A pesar del pelo rapado y los adornos rudos que usaba, tenía la estatura y, me
atrevería a decir, la belleza de la kadine…
Para que sus labios enrojeciesen y se le volvieran más sensibles, Baladine
lamió los pezones que remataban los senos de la esclava, firmes, turgentes y
erectos; y Yektá, curvándose, se los ofrecía rozándole la boca, siendo para
ella un gran honor ser acariciada así por los labios de la kadine. Durante mucho rato, Baladine lamió los pezones de Yektá,
grandes, negros y granulados como moras, despertando en la esclava
voluptuosidad y al fin un ardor doloroso, llevándola a ese espacio divino y
turbio en el que confluyen el placer y el sufrimiento. No se alteró el rostro
de la esclava, sólo se le entrecerraron los párpados y un gemido leve la
delató. Atenta, Baladine interrumpió la libación y tomó el otro pecho,
estimulando los labios en la otra mora negra, hasta que Yektá profiriese otro
gemido, y Baladine cambiase de nuevo de pezón… Cuando le ordenó a Yektá que se
incorporase, ésta se quedó inmóvil, impasible como una estatua africana de
expresión ausente y busto portentoso. Sólo entonces Baladine se levantó, se
cubrió por debajo de la cintura con un lienzo de seda azul marino, y ostentó la
joya que se alimenta de sol, el collar heliotrópico. De hecho, el sol ya estaba
bajo y se ponía sobre el mar, pero algunos de sus últimos rayos entraron por la
ventana abierta de par en par, tocaron las cuentas del collar y las hicieron
refulgir.
Sin
duda, Baladine causó el embrujamiento del Sultán y muchas veces me pide, cuando
ella se une a él, que me quede cerca de ambos y dibuje las posturas y los
recorridos del amor. En los encuentros amorosos con concubinas, el Sultán
siempre me concede el derecho de mirar y dibujar, a veces incluso el derecho de tocar: recoger los
cabellos femeninos desordenados, masajear piernas y muslos doloridos por
calambres, adormecer a una odalisca excitada sobremanera apoyando los pulgares
sobre los puntos de su cuerpo que se entorpecen, como, por ejemplo, los
hoyuelos excavados a los lados de la espalda. En cuanto a mis dibujos, captan
momentos culminantes de los cuerpos en el juego del deseo, mostrando el tiempo
del todo en un instante de la parte; otros, más secretos, revelan impulsos del
espíritu rumbo a juegos predilectos de la libido, dejando entrever el punto de
llegada a partir de las intenciones que asoman. Baladine, al contrario de la
sultana, no se inquieta en absoluto por esa presencia de la kehaya dibujante, que podría ser
entendida como intrusa.
Me
acuerdo de una de las veces en que presencié el amor entre el Sultán y la kadine. Ella se liberó de la ropa con un
solo, aunque eficaz, gesto, y cuando el vestido caracoleó e irrumpió la carne
estupenda, se le podían ver en el lomo y en la grupa señales recientes de
flagelación, estrías con colores de sol poniente que abultaban aún sobre el
cuerpo-estatua. Y como su alto estatus excluía cualquier castigo físico, esas
marcas probaban que las había padecido por su propia voluntad, premeditada y
severa. Al Sultán, inflamado por unos celos impetuosos que yo jamás había visto
en él, se le embargó la voz de furia y voluptuosidad; y habiendo amado a
Baladine, viéndola por fin incorporarse ágil y jubilosa, se desesperó porque,
en pleno Serrallo, otros placeres, además de los que él le daba, pudiesen
saciarla de lujuria y elevarla a la cumbre del éxtasis, marcándola por fin como
nunca él se había atrevido…
Por
cierto, las estrategias de la libido arrastran rupturas y desórdenes del poder.

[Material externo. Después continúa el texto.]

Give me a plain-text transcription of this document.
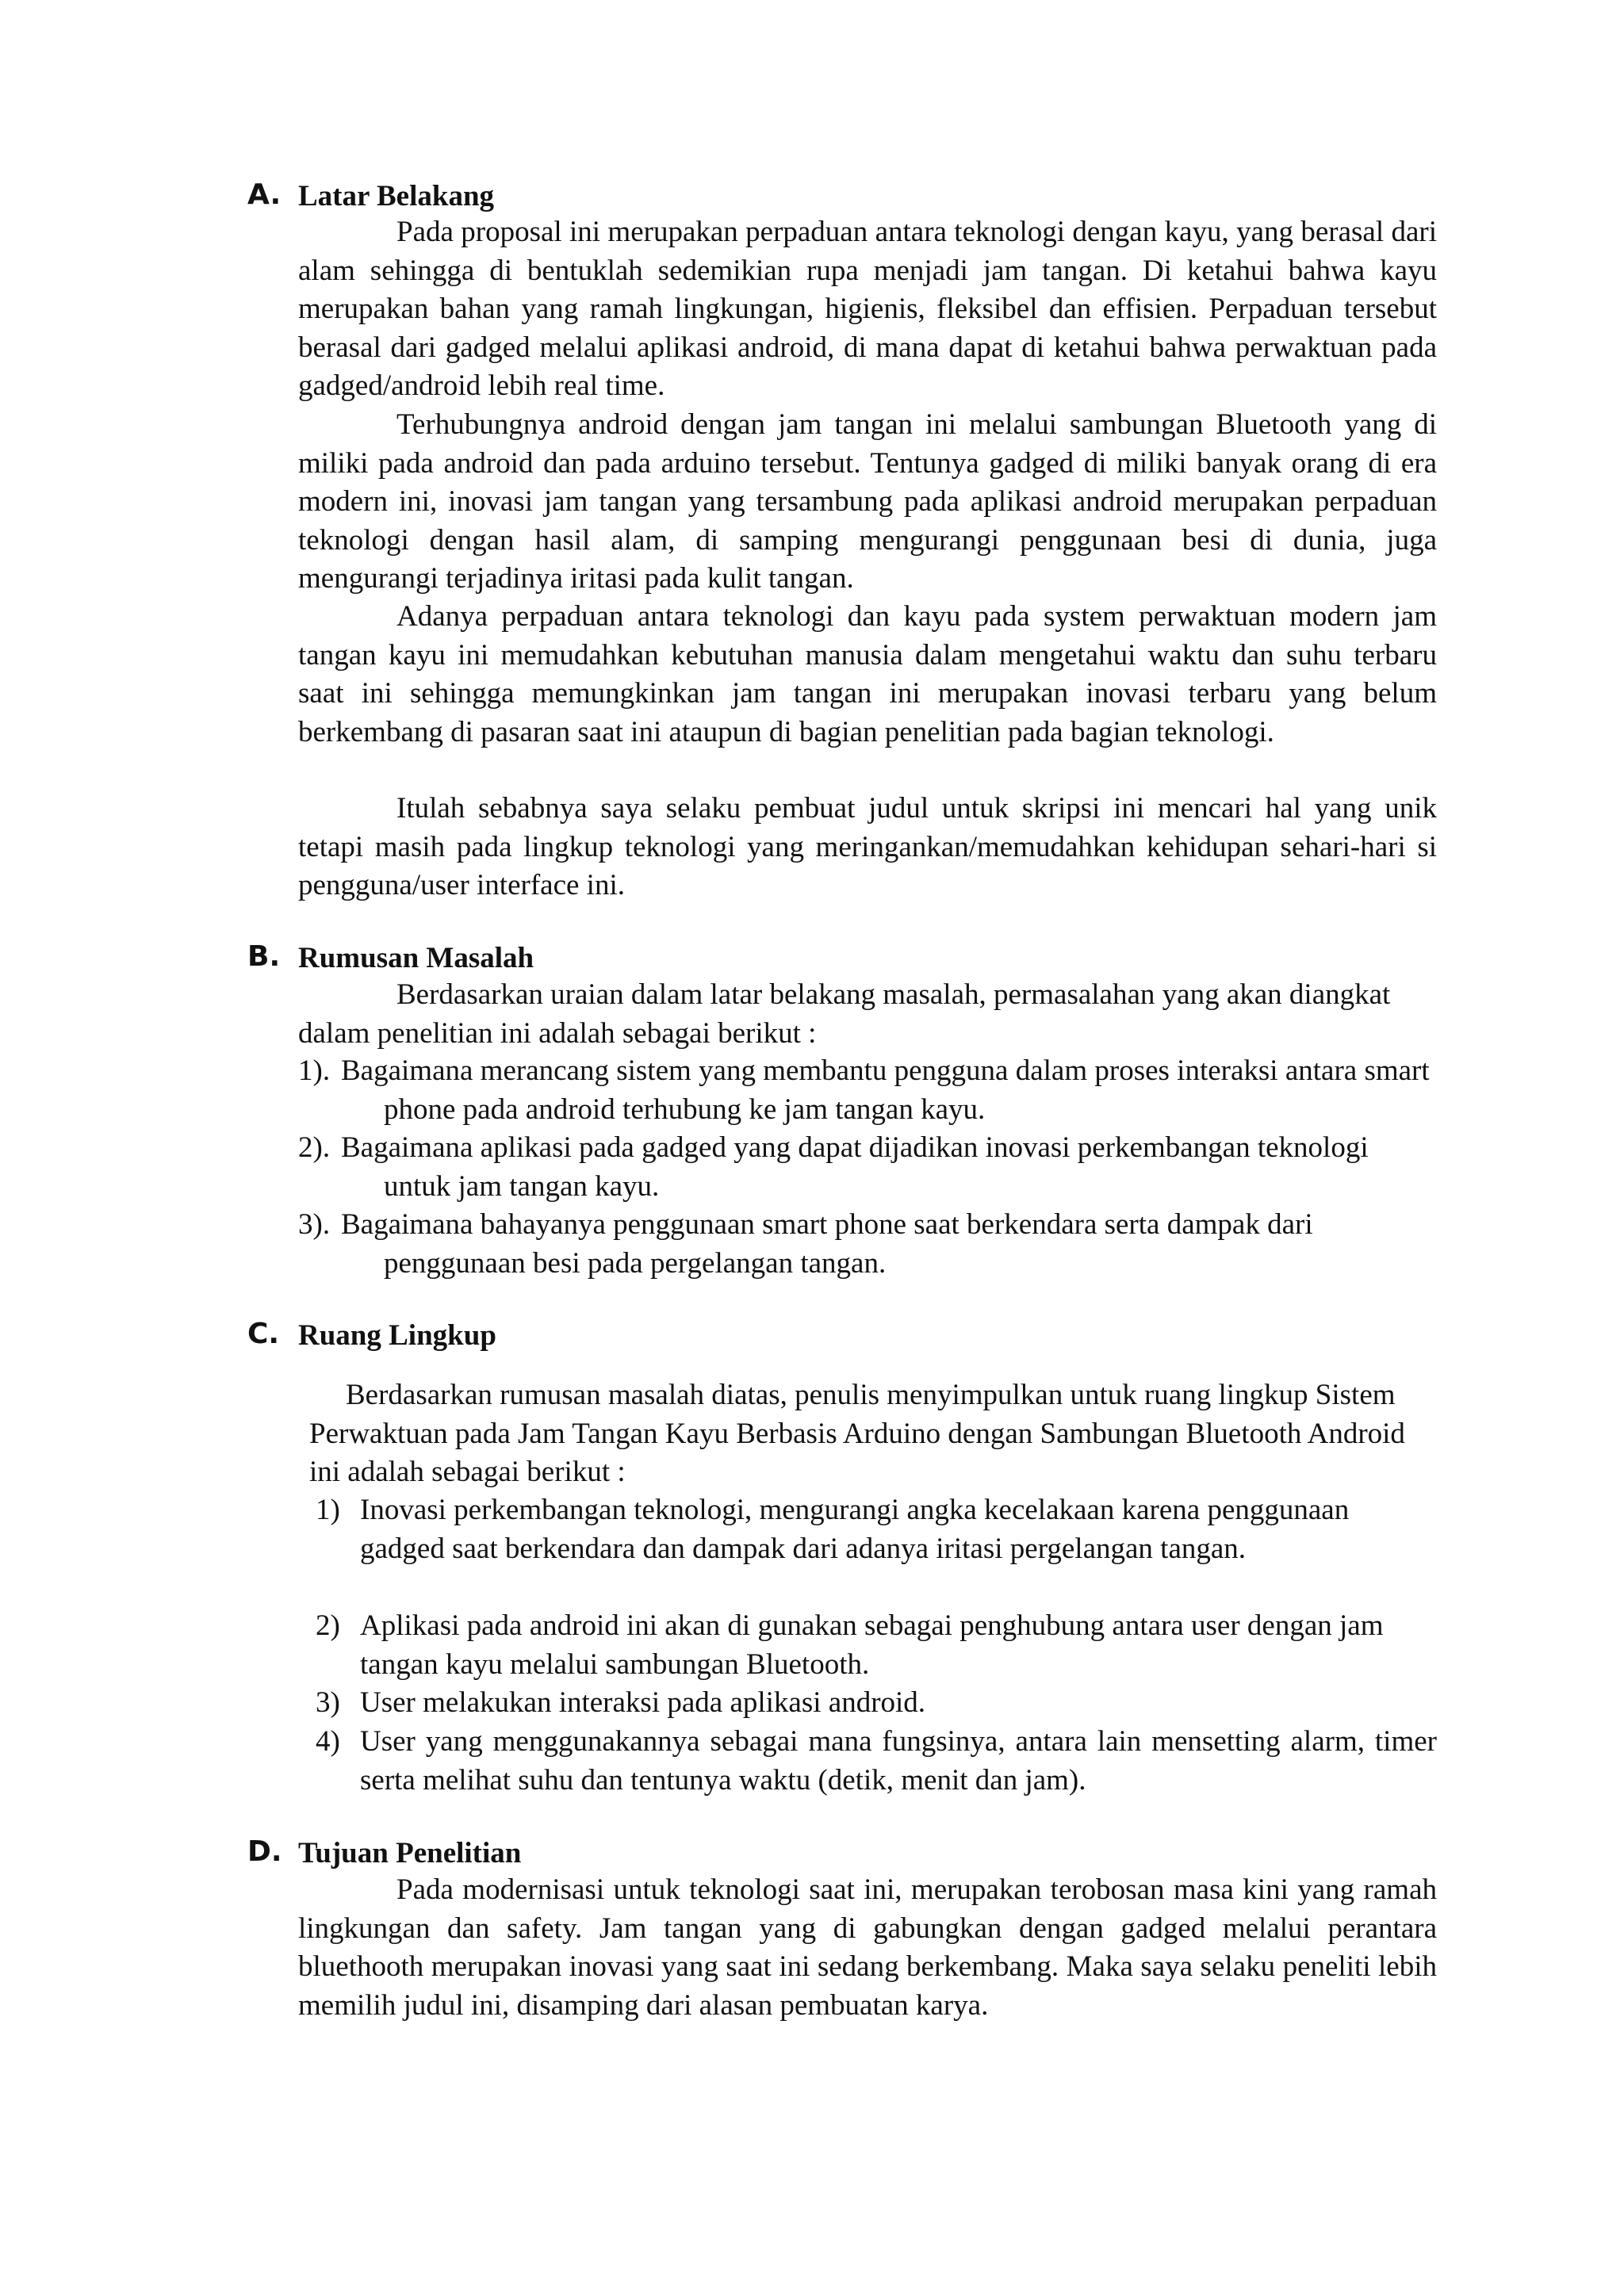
A. Latar Belakang

Pada proposal ini merupakan perpaduan antara teknologi dengan kayu, yang berasal dari alam sehingga di bentuklah sedemikian rupa menjadi jam tangan. Di ketahui bahwa kayu merupakan bahan yang ramah lingkungan, higienis, fleksibel dan effisien. Perpaduan tersebut berasal dari gadged melalui aplikasi android, di mana dapat di ketahui bahwa perwaktuan pada gadged/android lebih real time.

Terhubungnya android dengan jam tangan ini melalui sambungan Bluetooth yang di miliki pada android dan pada arduino tersebut. Tentunya gadged di miliki banyak orang di era modern ini, inovasi jam tangan yang tersambung pada aplikasi android merupakan perpaduan teknologi dengan hasil alam, di samping mengurangi penggunaan besi di dunia, juga mengurangi terjadinya iritasi pada kulit tangan.

Adanya perpaduan antara teknologi dan kayu pada system perwaktuan modern jam tangan kayu ini memudahkan kebutuhan manusia dalam mengetahui waktu dan suhu terbaru saat ini sehingga memungkinkan jam tangan ini merupakan inovasi terbaru yang belum berkembang di pasaran saat ini ataupun di bagian penelitian pada bagian teknologi.

Itulah sebabnya saya selaku pembuat judul untuk skripsi ini mencari hal yang unik tetapi masih pada lingkup teknologi yang meringankan/memudahkan kehidupan sehari-hari si pengguna/user interface ini.

B. Rumusan Masalah

Berdasarkan uraian dalam latar belakang masalah, permasalahan yang akan diangkat dalam penelitian ini adalah sebagai berikut :

1). Bagaimana merancang sistem yang membantu pengguna dalam proses interaksi antara smart phone pada android terhubung ke jam tangan kayu.
2). Bagaimana aplikasi pada gadged yang dapat dijadikan inovasi perkembangan teknologi untuk jam tangan kayu.
3). Bagaimana bahayanya penggunaan smart phone saat berkendara serta dampak dari penggunaan besi pada pergelangan tangan.
C. Ruang Lingkup

Berdasarkan rumusan masalah diatas, penulis menyimpulkan untuk ruang lingkup Sistem Perwaktuan pada Jam Tangan Kayu Berbasis Arduino dengan Sambungan Bluetooth Android ini adalah sebagai berikut :

1) Inovasi perkembangan teknologi, mengurangi angka kecelakaan karena penggunaan gadged saat berkendara dan dampak dari adanya iritasi pergelangan tangan.
2) Aplikasi pada android ini akan di gunakan sebagai penghubung antara user dengan jam tangan kayu melalui sambungan Bluetooth.
3) User melakukan interaksi pada aplikasi android.
4) User yang menggunakannya sebagai mana fungsinya, antara lain mensetting alarm, timer serta melihat suhu dan tentunya waktu (detik, menit dan jam).
D. Tujuan Penelitian

Pada modernisasi untuk teknologi saat ini, merupakan terobosan masa kini yang ramah lingkungan dan safety. Jam tangan yang di gabungkan dengan gadged melalui perantara bluethooth merupakan inovasi yang saat ini sedang berkembang. Maka saya selaku peneliti lebih memilih judul ini, disamping dari alasan pembuatan karya.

Así, el Serrallo se divide en dos fracciones equivalentes: la de las mujeres
que siguen a la sultana y la de las que idolatran a la kadine. Las consecuencias son de lo más precarias para el
equilibrio del harén, aunque de lo más interesantes para los ciclos del sexo en
este espacio cerrado, puesto que la intimidad emotiva de esas concubinas
(actualmente el Serrallo alberga ya a sesenta), en el interior de cada uno de
los grupos, las lleva a tal sintonía, a tal fraternidad, que las hace tomar
partido con sus propias vísceras. Así es como –aunque cueste creerlo–
sincronizan sus menstruaciones, volviéndose impuras a la vez: por eso, cuando
Baladine sangra (de la sultana es difícil saber si aún es fértil), todas sus
seguidoras la acompañan en un vendaval de impureza, y el Sultán se condena a
invitar, para el desempeño de la libido, a la sultana o a alguna de las
concubinas de su grupo, más convencionales, en quien pueda adentrarse sin
mácula.
Tensiones
vivas y frecuentes provocaciones oponen a los dos grupos. Incluso no hace
mucho, después de la noticia de que llegarían nuevos eunucos, Refieh, del clan
de Baladine, y Senihá, del grupo contrario, desnudas en pleno hammam, se enzarzaron en una pelea.
Chapotearon en la piscina, se tiraron de los pelos, se retorcieron y arañaron
los senos, se mordieron e intercambiaron insultos y hasta palabras obscenas,
prohibidas en el Serrallo… Senihá, dentellada en un hombro, mordió a Refieh en
una nalga, las uñas afiladas de ambas dejaron profundas señales en las mejillas
de la rival. Senihá confesó más tarde que Refieh la había azuzado, diciendo que
Baladine no soportaba más de media luna sin frecuentar el lecho del sultán, y
Senihá le había respondido que la sultana no soportaba siquiera un cuarto de luna.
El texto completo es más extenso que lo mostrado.